Secondly, the defendants Goldman and Shenberg had an appeal from the order appointing the receiver. (Subd. 2, sec. 963, Code Civ. Proc.) Under section 943, Code of Civil *400Procedure, they as appellants could have filed an undertaking staying all proceedings under said order pending determination of the appeal on its merits. This procedure constitutes a plain, speedy and adequate remedy in the ordinary course of law, within the meaning of section 1103, Code of Civil Procedure. (Jacobs v. Superior Court, 133 Cal. 364 [65 Pac. 826, 85 Am. St. Rep. 204] ; Sunset Farms, Inc., v. Superior Court, 9 Cal. App. (2d) 389, 393 [50 Pac. (2d) 106] ; Pacific Broadcasting Co. v. Superior Court, 100 Cal. App. 649 [280 Pac. 991]; Santa Ynez Mercury Corp., Ltd., v. Superior Court, 26 Cal. App. (2d) 279 . [79 Pac. (2d) 185].)

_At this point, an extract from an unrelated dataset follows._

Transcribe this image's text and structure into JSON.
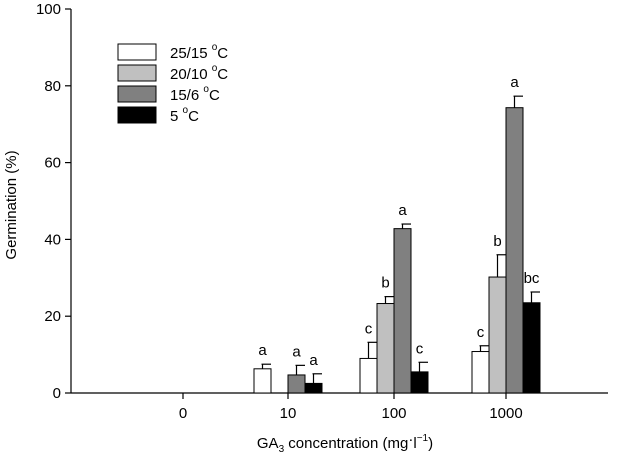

The ruling in the Jacobs case has never been questioned. It was there said at pages 365 and 366:
“Formerly—and when Havemeyer v. Superior Court, 84 Cal. 327 [24 Pac. 121, 18 Am. St. Rep. 192, 10 L. R. A. 627], was decided—there was no appeal from an order appointing a receiver, but in 1897 (Stats. 1897, p. 55) section 939 of the Code of Civil Procedure was amended so as to allow such appeal, and at the same time section 943 was amended so as to provide for the staying of an order appointing a receiver by an undertaking on appeal. These amendments were apparently intended to afford a remedy for prodigal, unwise, and unwarranted appointments of receivers, which seems to be a growing evil; and we think that they do afford an adequate remedy, as contemplated by said section 1103, and the decisions of this court on the subject. The fact that a question of jurisdiction arises does not change the rule as to the adequacy of the remedy by appeal. (See Agassiz v. Superior Court, 90 Cal. 101 [27 Pac. 49].)”
This rule has been consistently followed in the later eases above cited and was relied on by the District Court of Appeal in denying the writ of prohibition in this matter. (Cal. App.) [82 Pac. (2d) 492]. The case of A. G. Col Co. v. Superior Court, 196 Cal. 604 [238 Pac. 926], so greatly relied on by the petitioner, did not overrule the Jacobs case, but annulled the order as if the proceeding were one in certiorari.
I see no abuse of discretion on the part of the trial court in denying to the defendant directors, who are thus prima facie usurping the functions of the corporation and wrong*401fully in possession of its assets, the right to appoint an attorney to represent the corporation. All the shareholders and all the directors of the corporation were parties to the action. All interested parties were, therefore, represented in the action. The points in controversy affecting the corporation and its assets can be adjudicated in this action between the parties thus appearing. Especially was this true since the trial court ordered that no default be entered against the corporation and that the court would, on the suggestion of the defendant directors, appoint an attorney to represent the corporation, but the offer was denied. Under these circumstances, the action of the trial court in refusing to permit the attorney for the defendant directors to represent the corporation was not arbitrary, did not amount to an abuse of discretion, and should not be controlled by mandamus. The peremptory writ of mandamus should also be denied.
Curtis, J., concurred.
Rehearing denied. Shenk, J., and Curtis, J., voted for a rehearing. Langdon, J., did not participate.